HBCUs typically do not
have the resources – the endowments, the alumni donations –
that larger majority educational institutions – private and
public – have. HBCUs exist largely on student tuitions, all
of which have disappeared with the colleges closing during
this pandemic – a result, says Williams, of a combination of
“cost-sensitive consumers and fragile financial
institutions.”
Howard University, notes Dr. Williams, is not in as
difficult situation as other HBCUs because of the
university’s direct federal funding and because it is, he
says “the Athens of all HBCUs.” Howard’s president has given
a full refund to students still residing in its dorms and
those who had food plans.
However, it is a difficult future, he predicts, for Howard
and all HBCUs as they enter the sooner-or-later phase of
re-opening with a consumer base much more vulnerable
economically than the base of other institutions of higher
learning.
“The cascading impact will be exponential,” says Williams of
the effort to re-start, referencing his own medical college
concerns. For example, the incoming class of black doctors,
he notes, will have a delayed start in education; third year
students will not have met the criteria of interacting with
patients as they enter their fourth year.
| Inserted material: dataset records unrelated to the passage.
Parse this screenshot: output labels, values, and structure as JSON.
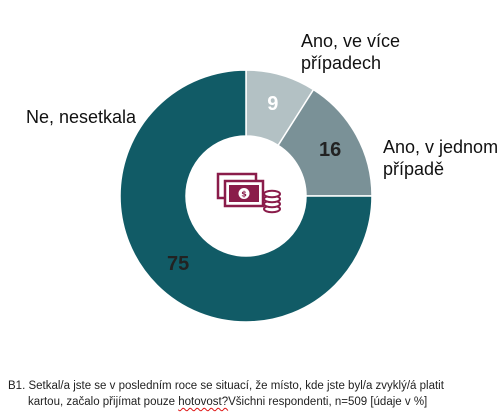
{
  "chart_data": {
    "type": "pie",
    "donut": true,
    "unit": "%",
    "slices": [
      {
        "label": "Ano, ve více případech",
        "label_lines": [
          "Ano, ve více",
          "případech"
        ],
        "value": 9,
        "color": "#b3c1c4"
      },
      {
        "label": "Ano, v jednom případě",
        "label_lines": [
          "Ano, v jednom",
          "případě"
        ],
        "value": 16,
        "color": "#7a9197"
      },
      {
        "label": "Ne, nesetkala",
        "label_lines": [
          "Ne, nesetkala"
        ],
        "value": 75,
        "color": "#115b66"
      }
    ],
    "center_icon": "cash-and-coins-icon",
    "icon_color": "#8a1c4a",
    "value_text_colors": [
      "#ffffff",
      "#222222",
      "#222222"
    ]
  },
  "footnote": {
    "line1": "B1. Setkal/a jste se v posledním roce se situací, že místo, kde jste byl/a zvyklý/á platit",
    "line2_before": "kartou, začalo přijímat pouze ",
    "line2_underlined": "hotovost?",
    "line2_after": "Všichni respondenti, n=509 [údaje v %]"
  }
}
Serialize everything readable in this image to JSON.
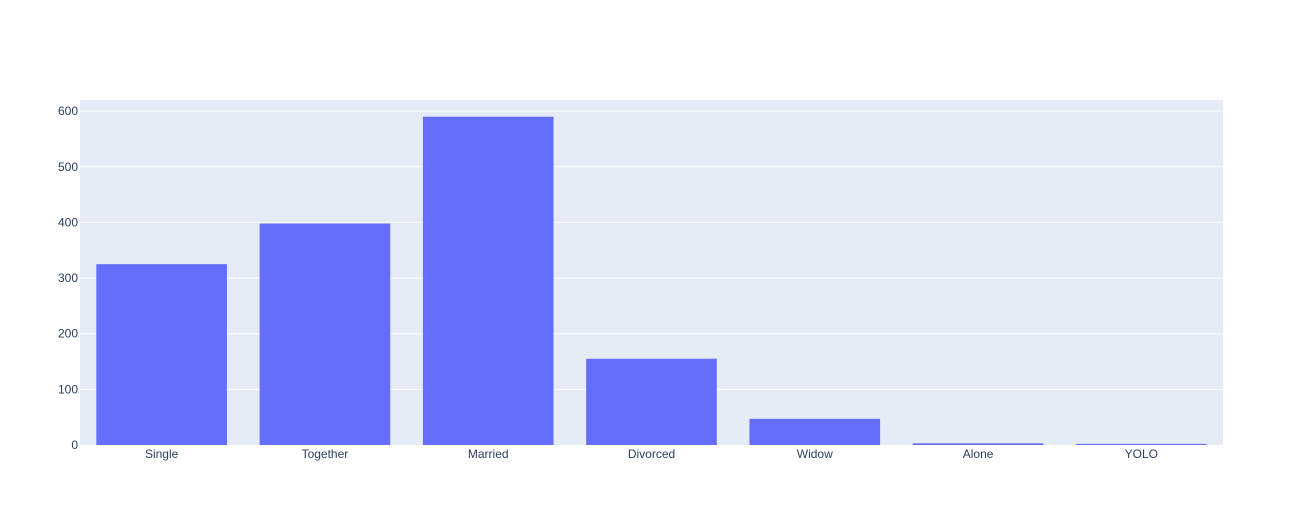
{
  "chart_data": {
    "type": "bar",
    "title": "",
    "xlabel": "",
    "ylabel": "",
    "categories": [
      "Single",
      "Together",
      "Married",
      "Divorced",
      "Widow",
      "Alone",
      "YOLO"
    ],
    "values": [
      325,
      398,
      590,
      155,
      47,
      3,
      2
    ],
    "ylim": [
      0,
      620
    ],
    "yticks": [
      0,
      100,
      200,
      300,
      400,
      500,
      600
    ],
    "grid": true,
    "legend": "none",
    "colors": {
      "bar": "#636efa",
      "plot_background": "#e5ecf6",
      "gridline": "#ffffff",
      "tick_label": "#2a3f5f"
    }
  }
}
The Howard University faculty, says Dr. Williams, is older
than “regular college faculties” and belong to the most
susceptible coronavirus group.
The $2 trillion CARES Act passed by Congress in March
earmarks $30 billion for education and $14.3 billion of that
total for institutions of higher learning. HBCUs and small
institutions with various needs are slated to split 10
percent of the higher education funds.
Among the many concerns for the HBCU students who are trying
to keep up with their studies online is the technology
demands on the institutions and students – a shortage of
Wifi and computers for the many low to middle-income
families who comprise about 75 percent of HBCU student
bodies.
HBCU debt, says Gregory Price, professor of economics at the
University of New Orleans, is also a concern. Bethune-Cookman
in Daytona, Florida, notes Price, has a debt of $306 million
on a recently constructed dormitory. Now that the dorm is
empty, Bethune-Cookman will be hard pressed to make payments
on that debt in a timely manner.
Meanwhile the rich get richer. Harvard University, which
ended the 2019 fiscal year with a $300 million operating
surplus and has the nation’s largest endowment of $41
billion – enough to build new dormitories into the 22nd
century – will be receiving $8.7 million from the CARES Act
Higher Education Relief Fund.
What happens after the pandemic? Dr. Williams fears that
after the pandemic has subsided “public health policy and
political leanings can converge to widen historical
inequities” leading to a larger and more impoverished
underclass.
In fact, such a widening of inequities is well underway.